There have been a few stories floating around about Brazil's truth commission proposal, which is still awaiting a vote in the Senate, but most of them in the English media have been pretty perfunctory. However, this one from IPS is really worth reading. It opens by pointing out that,
For some the commission, or CNV, that was approved by a Senate committee on Wednesday Oct. 19 is a watered-down or weak version of what is really needed, while others see it as the best that can be achieved at this time.

The CNV will not have the power to punish those responsible for human rights violations committed during the 1964-1985 de facto regime, and its conclusions will not give rise to court cases.

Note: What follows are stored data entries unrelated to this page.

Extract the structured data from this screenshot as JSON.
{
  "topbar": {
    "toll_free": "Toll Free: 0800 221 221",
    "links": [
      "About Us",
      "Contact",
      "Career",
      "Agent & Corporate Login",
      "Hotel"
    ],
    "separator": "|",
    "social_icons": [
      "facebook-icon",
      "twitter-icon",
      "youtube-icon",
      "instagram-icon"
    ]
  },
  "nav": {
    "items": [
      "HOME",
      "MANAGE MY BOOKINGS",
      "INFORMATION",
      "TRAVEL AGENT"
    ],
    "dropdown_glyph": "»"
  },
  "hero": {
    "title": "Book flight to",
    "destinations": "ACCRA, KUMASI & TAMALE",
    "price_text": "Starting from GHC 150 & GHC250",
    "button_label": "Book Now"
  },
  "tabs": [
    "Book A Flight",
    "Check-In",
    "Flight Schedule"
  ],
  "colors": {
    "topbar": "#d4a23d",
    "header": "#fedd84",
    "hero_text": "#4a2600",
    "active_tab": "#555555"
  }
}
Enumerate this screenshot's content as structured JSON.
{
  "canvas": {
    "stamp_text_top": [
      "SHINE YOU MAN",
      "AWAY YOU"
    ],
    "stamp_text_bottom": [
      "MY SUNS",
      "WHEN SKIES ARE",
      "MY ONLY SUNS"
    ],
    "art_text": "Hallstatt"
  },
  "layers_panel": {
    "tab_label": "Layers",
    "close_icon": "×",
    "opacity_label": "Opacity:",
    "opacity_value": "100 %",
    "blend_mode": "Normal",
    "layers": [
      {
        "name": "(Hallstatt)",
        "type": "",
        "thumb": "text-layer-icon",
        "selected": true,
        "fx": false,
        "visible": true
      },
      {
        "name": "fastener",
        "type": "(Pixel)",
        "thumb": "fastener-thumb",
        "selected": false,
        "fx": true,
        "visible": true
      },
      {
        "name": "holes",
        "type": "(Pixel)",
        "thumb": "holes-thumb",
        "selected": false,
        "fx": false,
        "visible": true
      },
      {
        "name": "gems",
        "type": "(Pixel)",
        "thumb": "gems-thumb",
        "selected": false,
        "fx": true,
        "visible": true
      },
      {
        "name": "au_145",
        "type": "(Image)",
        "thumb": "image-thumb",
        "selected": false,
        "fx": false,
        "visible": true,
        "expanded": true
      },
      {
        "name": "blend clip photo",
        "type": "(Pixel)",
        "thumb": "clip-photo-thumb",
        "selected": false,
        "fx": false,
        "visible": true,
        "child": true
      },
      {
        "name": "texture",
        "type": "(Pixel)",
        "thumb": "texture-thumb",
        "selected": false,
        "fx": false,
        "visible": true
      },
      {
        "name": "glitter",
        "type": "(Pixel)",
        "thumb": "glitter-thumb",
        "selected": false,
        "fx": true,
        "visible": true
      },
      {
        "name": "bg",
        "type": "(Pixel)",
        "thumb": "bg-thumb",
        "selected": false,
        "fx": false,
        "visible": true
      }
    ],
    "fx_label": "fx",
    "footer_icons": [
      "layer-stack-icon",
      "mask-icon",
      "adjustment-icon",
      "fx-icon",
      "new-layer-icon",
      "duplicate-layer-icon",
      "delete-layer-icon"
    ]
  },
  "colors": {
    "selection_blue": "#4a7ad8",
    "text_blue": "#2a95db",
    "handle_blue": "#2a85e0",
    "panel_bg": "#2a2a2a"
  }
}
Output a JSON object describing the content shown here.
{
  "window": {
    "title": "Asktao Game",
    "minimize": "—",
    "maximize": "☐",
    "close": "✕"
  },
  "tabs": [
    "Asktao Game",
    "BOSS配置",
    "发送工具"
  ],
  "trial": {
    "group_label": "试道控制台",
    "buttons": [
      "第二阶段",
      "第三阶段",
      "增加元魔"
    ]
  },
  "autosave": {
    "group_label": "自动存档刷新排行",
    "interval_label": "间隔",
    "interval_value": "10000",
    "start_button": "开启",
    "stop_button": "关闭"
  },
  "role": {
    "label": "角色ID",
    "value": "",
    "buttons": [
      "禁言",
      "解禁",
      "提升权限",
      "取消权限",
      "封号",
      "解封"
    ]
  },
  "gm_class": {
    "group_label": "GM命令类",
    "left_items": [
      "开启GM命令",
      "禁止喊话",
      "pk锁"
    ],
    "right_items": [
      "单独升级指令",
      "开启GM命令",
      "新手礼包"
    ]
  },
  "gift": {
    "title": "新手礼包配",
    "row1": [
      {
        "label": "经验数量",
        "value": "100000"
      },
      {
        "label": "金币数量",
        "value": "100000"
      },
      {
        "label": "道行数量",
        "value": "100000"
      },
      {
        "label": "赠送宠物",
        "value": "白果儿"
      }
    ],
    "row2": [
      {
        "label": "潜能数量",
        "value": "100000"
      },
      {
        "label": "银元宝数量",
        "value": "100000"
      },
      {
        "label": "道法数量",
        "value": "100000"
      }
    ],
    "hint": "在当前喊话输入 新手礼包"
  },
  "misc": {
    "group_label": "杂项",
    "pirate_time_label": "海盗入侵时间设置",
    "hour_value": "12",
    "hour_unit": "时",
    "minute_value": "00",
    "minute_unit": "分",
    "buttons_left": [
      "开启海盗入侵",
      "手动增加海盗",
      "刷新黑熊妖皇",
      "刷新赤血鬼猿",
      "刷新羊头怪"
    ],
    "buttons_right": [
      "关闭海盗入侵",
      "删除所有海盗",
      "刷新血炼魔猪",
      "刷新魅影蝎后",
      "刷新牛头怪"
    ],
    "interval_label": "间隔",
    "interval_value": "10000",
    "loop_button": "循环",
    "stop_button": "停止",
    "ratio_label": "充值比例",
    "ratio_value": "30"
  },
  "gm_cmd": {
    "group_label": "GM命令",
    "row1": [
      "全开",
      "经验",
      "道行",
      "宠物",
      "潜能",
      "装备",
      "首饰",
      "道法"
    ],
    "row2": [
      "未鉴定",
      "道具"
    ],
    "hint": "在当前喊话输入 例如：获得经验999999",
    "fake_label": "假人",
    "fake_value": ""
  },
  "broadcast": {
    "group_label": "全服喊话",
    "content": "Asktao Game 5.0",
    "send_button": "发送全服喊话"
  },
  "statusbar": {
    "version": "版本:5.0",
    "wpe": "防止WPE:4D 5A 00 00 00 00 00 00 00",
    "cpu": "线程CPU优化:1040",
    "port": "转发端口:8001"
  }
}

Another important point is that
the CNV will cover the period from 1946 to 1988, despite pressure from human rights groups and the families of victims of the dictatorship, who want it to merely apply to the 21-year dictatorial regime, in order to avoid a dispersion of efforts. This huge length of time for a commission that does not even have its own budget is a lot to ask. The proceedings may also not be fully open. Some human rights activists have strongly criticised the plans.

I'm usually a "it's better than nothing" type person, and Brazil has been notable as one of the few countries on the subcontinent that has not had a TRC; nevertheless, this proposal as it stands does sound very weak.